Political art may or may not represent a top selling genre for art sites on the Internet,  it is nonetheless a valid form of artistic expression.  There is an argument to be made that political propaganda is artistic expression worthy of recognition.

Those who oppose the inclusion of political art and writing from the Left fail to recognize that they may be cutting their noses off to spite their faces.  A photograph of the America flag, waving gloriously in the wind with the words "In God We Trust" scrawled across the front in a generic font is every bit as political as No Bravery.  The soaring eagles and photos of children placing flags on the graves of their deceased soldier parent carries a strong political message just as Bringer of Liberty carries a strong political message.   The only difference is my art is critical and calls out the hypocrites to hold them responsible; their art glorifies the hypocrites and the lies.

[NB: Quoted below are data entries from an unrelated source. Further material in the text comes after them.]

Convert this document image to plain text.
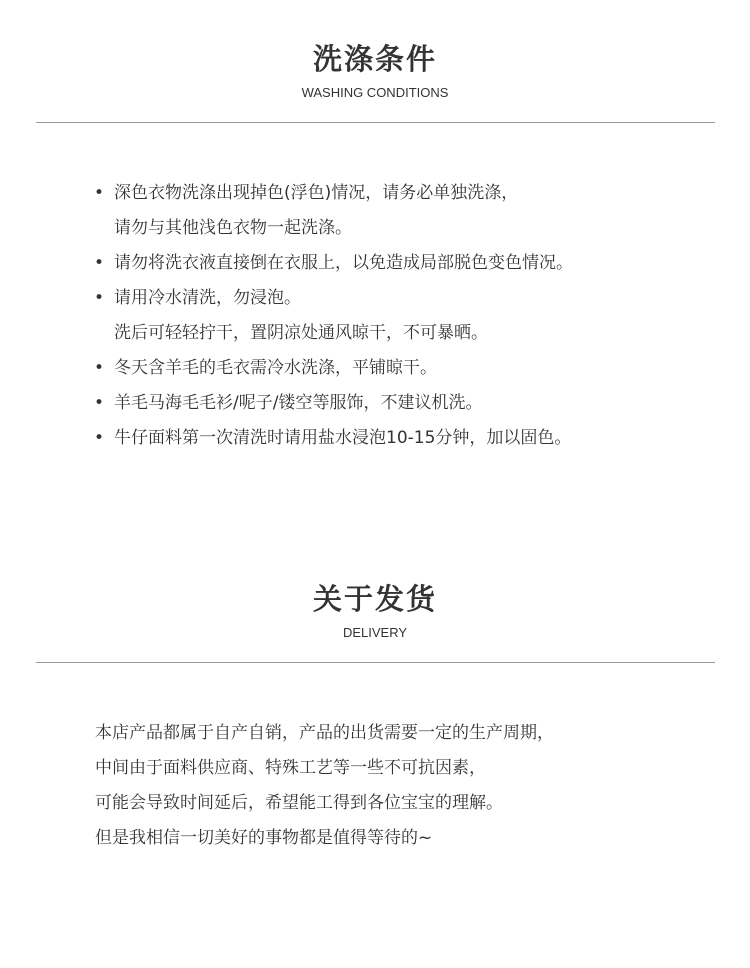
洗涤条件
WASHING CONDITIONS
• 深色衣物洗涤出现掉色(浮色)情况，请务必单独洗涤，
请勿与其他浅色衣物一起洗涤。
• 请勿将洗衣液直接倒在衣服上，以免造成局部脱色变色情况。
• 请用冷水清洗，勿浸泡。
洗后可轻轻拧干，置阴凉处通风晾干，不可暴晒。
• 冬天含羊毛的毛衣需冷水洗涤，平铺晾干。
• 羊毛马海毛毛衫/呢子/镂空等服饰，不建议机洗。
• 牛仔面料第一次清洗时请用盐水浸泡10-15分钟，加以固色。
关于发货
DELIVERY

本店产品都属于自产自销，产品的出货需要一定的生产周期，

中间由于面料供应商、特殊工艺等一些不可抗因素，

可能会导致时间延后，希望能工得到各位宝宝的理解。

但是我相信一切美好的事物都是值得等待的~
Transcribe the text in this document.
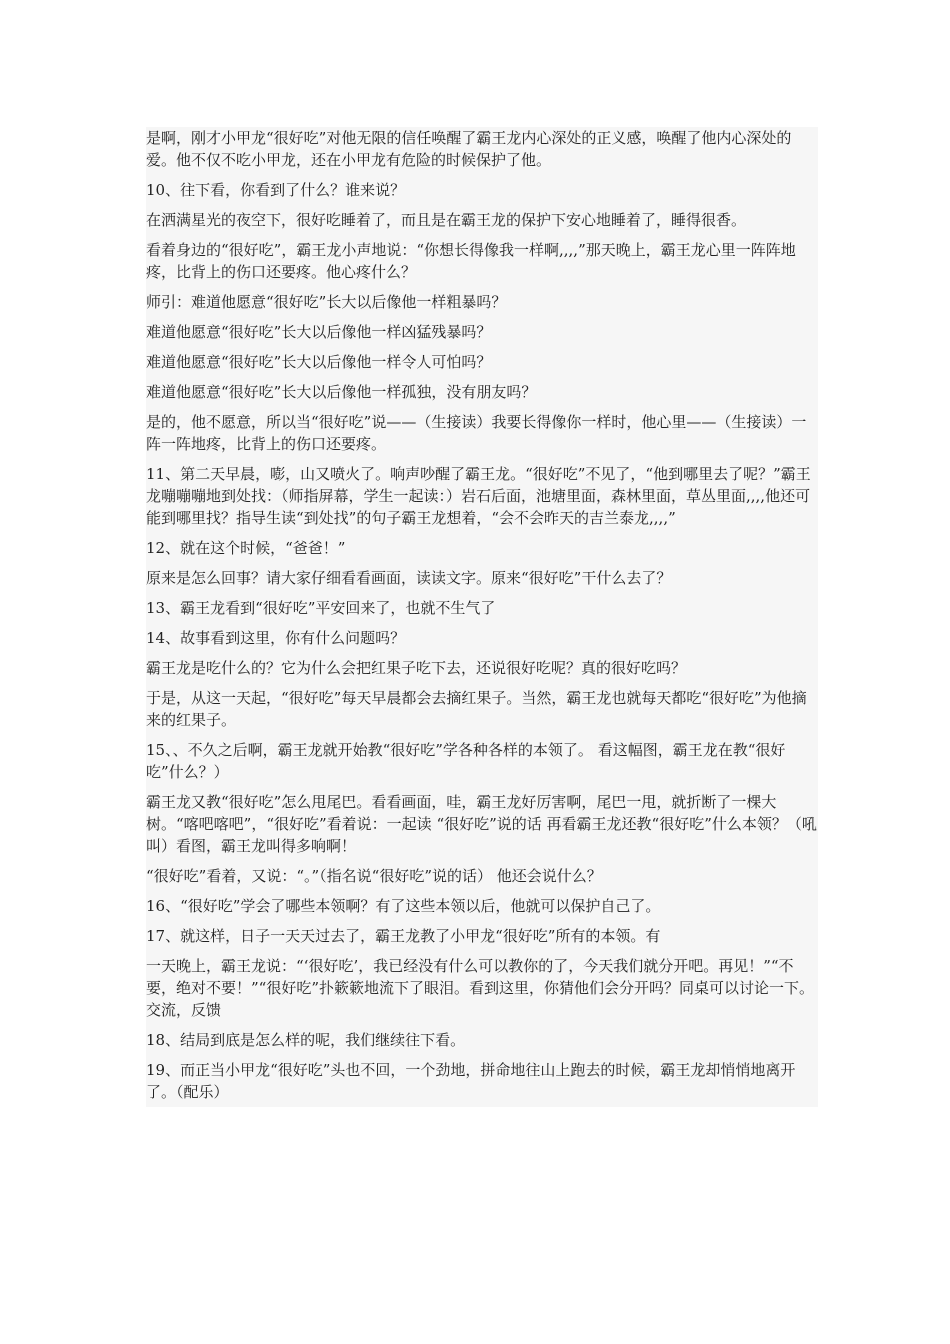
是啊，刚才小甲龙“很好吃”对他无限的信任唤醒了霸王龙内心深处的正义感，唤醒了他内心深处的爱。他不仅不吃小甲龙，还在小甲龙有危险的时候保护了他。

10、往下看，你看到了什么？谁来说？

在洒满星光的夜空下，很好吃睡着了，而且是在霸王龙的保护下安心地睡着了，睡得很香。

看着身边的“很好吃”，霸王龙小声地说：“你想长得像我一样啊,,,,”那天晚上，霸王龙心里一阵阵地疼，比背上的伤口还要疼。他心疼什么？

师引：难道他愿意“很好吃”长大以后像他一样粗暴吗？

难道他愿意“很好吃”长大以后像他一样凶猛残暴吗？

难道他愿意“很好吃”长大以后像他一样令人可怕吗？

难道他愿意“很好吃”长大以后像他一样孤独，没有朋友吗？

是的，他不愿意，所以当“很好吃”说——（生接读）我要长得像你一样时，他心里——（生接读）一阵一阵地疼，比背上的伤口还要疼。

11、第二天早晨，嘭，山又喷火了。响声吵醒了霸王龙。“很好吃”不见了，“他到哪里去了呢？”霸王龙嘣嘣嘣地到处找：（师指屏幕，学生一起读：）岩石后面，池塘里面，森林里面，草丛里面,,,,他还可能到哪里找？指导生读“到处找”的句子霸王龙想着，“会不会昨天的吉兰泰龙,,,,”

12、就在这个时候，“爸爸！”

原来是怎么回事？请大家仔细看看画面，读读文字。原来“很好吃”干什么去了？

13、霸王龙看到“很好吃”平安回来了，也就不生气了

14、故事看到这里，你有什么问题吗？

霸王龙是吃什么的？它为什么会把红果子吃下去，还说很好吃呢？真的很好吃吗？

于是，从这一天起，“很好吃”每天早晨都会去摘红果子。当然，霸王龙也就每天都吃“很好吃”为他摘来的红果子。

15、、不久之后啊，霸王龙就开始教“很好吃”学各种各样的本领了。 看这幅图，霸王龙在教“很好吃”什么？）

霸王龙又教“很好吃”怎么甩尾巴。看看画面，哇，霸王龙好厉害啊，尾巴一甩，就折断了一棵大树。“喀吧喀吧”，“很好吃”看着说：一起读 “很好吃”说的话 再看霸王龙还教“很好吃”什么本领？（吼叫）看图，霸王龙叫得多响啊！

“很好吃”看着，又说：“。”（指名说“很好吃”说的话） 他还会说什么？

16、“很好吃”学会了哪些本领啊？有了这些本领以后，他就可以保护自己了。

17、就这样，日子一天天过去了，霸王龙教了小甲龙“很好吃”所有的本领。有

一天晚上，霸王龙说：“‘很好吃’，我已经没有什么可以教你的了，今天我们就分开吧。再见！”“不要，绝对不要！”“很好吃”扑簌簌地流下了眼泪。看到这里，你猜他们会分开吗？同桌可以讨论一下。交流，反馈

18、结局到底是怎么样的呢，我们继续往下看。

19、而正当小甲龙“很好吃”头也不回，一个劲地，拼命地往山上跑去的时候，霸王龙却悄悄地离开了。（配乐）
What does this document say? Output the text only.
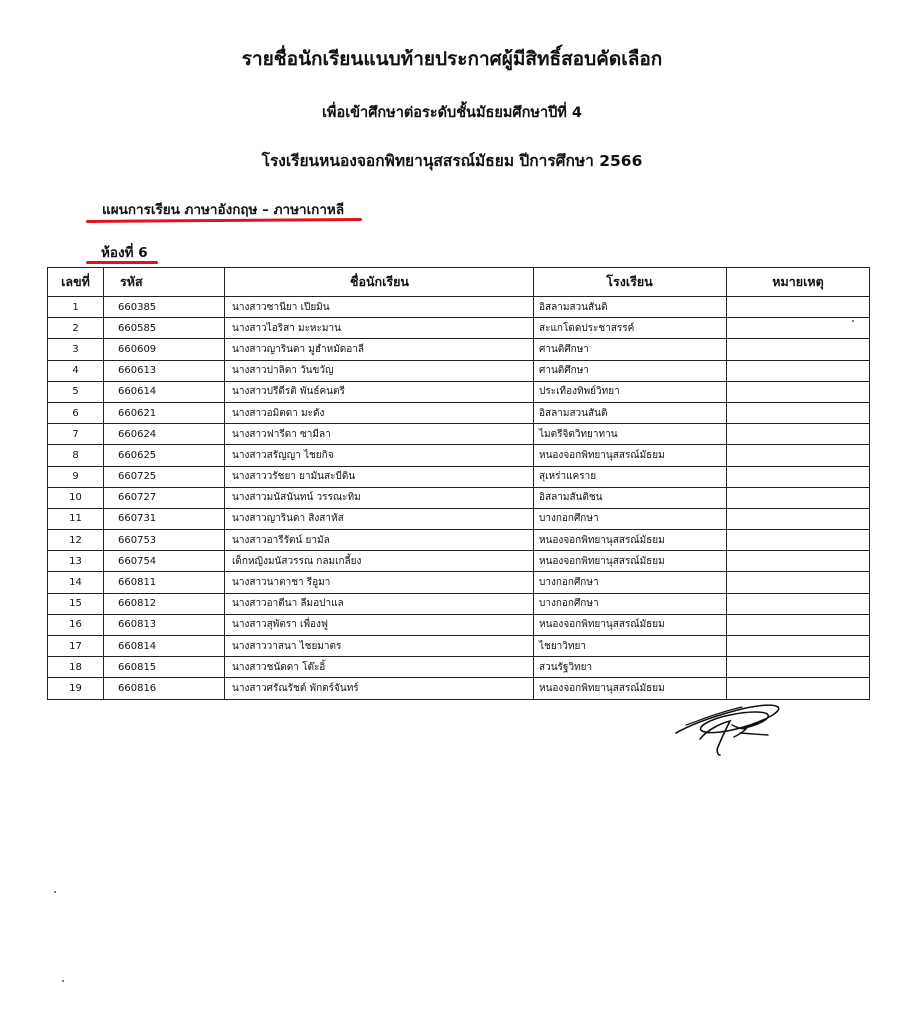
รายชื่อนักเรียนแนบท้ายประกาศผู้มีสิทธิ์สอบคัดเลือก
เพื่อเข้าศึกษาต่อระดับชั้นมัธยมศึกษาปีที่ 4
โรงเรียนหนองจอกพิทยานุสสรณ์มัธยม ปีการศึกษา 2566
แผนการเรียน ภาษาอังกฤษ – ภาษาเกาหลี
ห้องที่ 6
เลขที่	รหัส	ชื่อนักเรียน	โรงเรียน	หมายเหตุ
1	660385	นางสาวซานียา เปียมิน	อิสลามสวนสันติ	
2	660585	นางสาวไอริสา มะหะมาน	สะแกโดดประชาสรรค์	
3	660609	นางสาวญารินดา มูฮำหมัดอาลี	ศานติศึกษา	
4	660613	นางสาวปาลิตา วันขวัญ	ศานติศึกษา	
5	660614	นางสาวปรีดีรติ พันธ์คนตรี	ประเทืองทิพย์วิทยา	
6	660621	นางสาวอมิตดา มะดัง	อิสลามสวนสันติ	
7	660624	นางสาวฟารีดา ซามีลา	ไมตรีจิตวิทยาทาน	
8	660625	นางสาวสรัญญา ไชยกิจ	หนองจอกพิทยานุสสรณ์มัธยม	
9	660725	นางสาววรัชยา ยามันสะบีดิน	สุเหร่าแคราย	
10	660727	นางสาวมนัสนันทน์ วรรณะทิม	อิสลามสันติชน	
11	660731	นางสาวญารินดา สิงสาหัส	บางกอกศึกษา	
12	660753	นางสาวอารีรัตน์ ยามัล	หนองจอกพิทยานุสสรณ์มัธยม	
13	660754	เด็กหญิงมนัสวรรณ กลมเกลี้ยง	หนองจอกพิทยานุสสรณ์มัธยม	
14	660811	นางสาวนาตาชา รีอูมา	บางกอกศึกษา	
15	660812	นางสาวอาตีนา ลีมอปาแล	บางกอกศึกษา	
16	660813	นางสาวสุพัตรา เพื่องฟู	หนองจอกพิทยานุสสรณ์มัธยม	
17	660814	นางสาววาสนา ไชยมาตร	ไชยาวิทยา	
18	660815	นางสาวชนัดดา โต๊ะอิ้	สวนรัฐวิทยา	
19	660816	นางสาวศรัณรัชต์ พักตร์จันทร์	หนองจอกพิทยานุสสรณ์มัธยม	
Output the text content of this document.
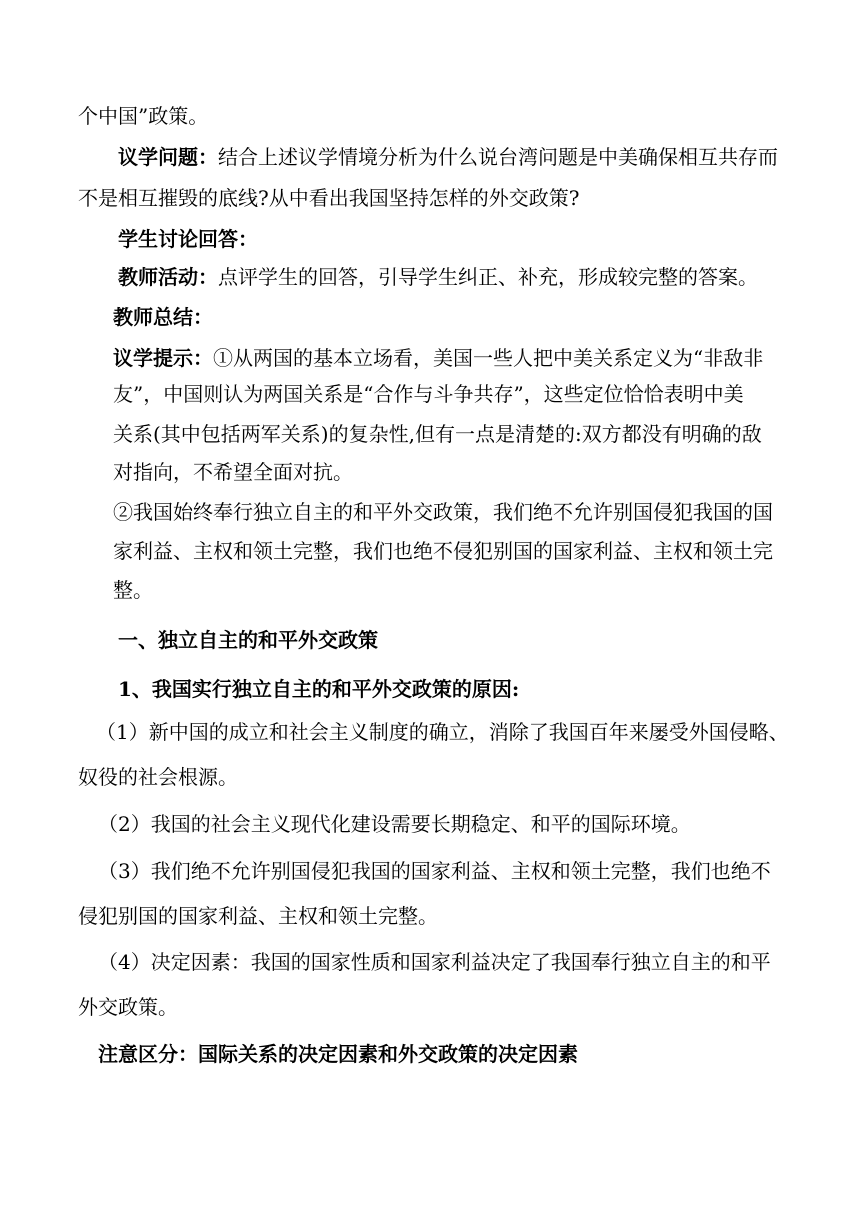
个中国”政策。
议学问题：结合上述议学情境分析为什么说台湾问题是中美确保相互共存而
不是相互摧毁的底线?从中看出我国坚持怎样的外交政策?
学生讨论回答：
教师活动：点评学生的回答，引导学生纠正、补充，形成较完整的答案。
教师总结：
议学提示：①从两国的基本立场看，美国一些人把中美关系定义为“非敌非
友”，中国则认为两国关系是“合作与斗争共存”，这些定位恰恰表明中美
关系(其中包括两军关系)的复杂性,但有一点是清楚的:双方都没有明确的敌
对指向，不希望全面对抗。
②我国始终奉行独立自主的和平外交政策，我们绝不允许别国侵犯我国的国
家利益、主权和领土完整，我们也绝不侵犯别国的国家利益、主权和领土完
整。
一、独立自主的和平外交政策
1、我国实行独立自主的和平外交政策的原因:
（1）新中国的成立和社会主义制度的确立，消除了我国百年来屡受外国侵略、
奴役的社会根源。
（2）我国的社会主义现代化建设需要长期稳定、和平的国际环境。
（3）我们绝不允许别国侵犯我国的国家利益、主权和领土完整，我们也绝不
侵犯别国的国家利益、主权和领土完整。
（4）决定因素：我国的国家性质和国家利益决定了我国奉行独立自主的和平
外交政策。
注意区分：国际关系的决定因素和外交政策的决定因素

Those who are critical of political art fail to recognize that photographs of children starving in undeveloped regions of the world with a plea to click the link and make a donation is in fact, political art.  Photographs, graphic designs and paintings of endangered animals and a call to save them from extinction is political art.

God bless America; America love it or leave it; never forget 9-11; save the whales; save the mud skipper; save the mountain gorilla; save the planet; go green;  or go to hell - it's all political art.  Ban the left and the right will not be far behind.  Sometimes the brush is broad.